Courts have recognized that a stay is warranted while the issue of jurisdiction is being resolved. See Gilbert v. Ferry, 401 F.3d 411, 416 (6th Cir. 2005) (affirming trial court’s stay of discovery pending ruling on dispositive motions raising jurisdictional issues). “[S]ubjecting a party to discovery when a motion to dismiss for lack of personal jurisdiction is pending may subject him to undue burden or expense, particularly if the motion to dismiss is later granted.” String Cheese Incident, LLC, 2006 WL 894955 at *2 (imposing a temporary stay of discovery pending resolution of a motion to dismiss for lack of personal jurisdiction). On balance, the Court finds that any potential harm to Plaintiff is outweighed by the burden on Defendants resulting from conducting and responding to discovery while motions to dismiss are pending.

Consideration of the remaining String Cheese factors does not tip the balance in favor of either position.

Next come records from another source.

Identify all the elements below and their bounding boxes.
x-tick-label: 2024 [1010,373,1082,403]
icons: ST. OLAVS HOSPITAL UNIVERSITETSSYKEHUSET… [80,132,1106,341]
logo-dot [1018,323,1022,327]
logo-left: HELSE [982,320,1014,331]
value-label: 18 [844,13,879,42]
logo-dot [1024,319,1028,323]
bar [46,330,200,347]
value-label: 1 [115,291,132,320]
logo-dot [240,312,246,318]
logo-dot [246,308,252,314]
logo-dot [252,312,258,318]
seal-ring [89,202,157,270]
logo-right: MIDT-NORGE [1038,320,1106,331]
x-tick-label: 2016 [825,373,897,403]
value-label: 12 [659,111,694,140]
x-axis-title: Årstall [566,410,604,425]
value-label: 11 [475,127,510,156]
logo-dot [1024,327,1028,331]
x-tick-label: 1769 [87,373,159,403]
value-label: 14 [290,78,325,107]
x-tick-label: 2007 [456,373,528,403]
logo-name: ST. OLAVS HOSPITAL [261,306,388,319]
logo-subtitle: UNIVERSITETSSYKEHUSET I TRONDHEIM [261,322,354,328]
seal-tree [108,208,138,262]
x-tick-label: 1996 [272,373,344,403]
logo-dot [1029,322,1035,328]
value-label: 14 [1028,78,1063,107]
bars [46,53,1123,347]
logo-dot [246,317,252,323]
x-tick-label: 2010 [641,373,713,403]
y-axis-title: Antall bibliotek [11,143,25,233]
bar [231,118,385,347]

Defendants make no argument concerning the interests of non-parties or the public, and the Court perceives minimal effect, if any, resulting from of a temporary stay of these proceedings.

Therefore, weighing the factors necessary to consider whether to grant the requested stay, the Court finds that a temporary stay of discovery is justified and will be imposed in this case.

III. Conclusion

Accordingly, for the reasons stated above, it is hereby ORDERED that the Defendant Colorado Department of Transportation’s Motion to Stay Discovery and Vacate the Scheduling Conference [filed April 9, 2015; docket #45] is granted. A temporary stay of discovery is hereby imposed pending resolution of the Defendants’ motions to dismiss. The Scheduling Conference currently scheduled for May 29, 2015 is vacated. The parties shall file a status report within five (5) days of any order resolving their motions to dismiss.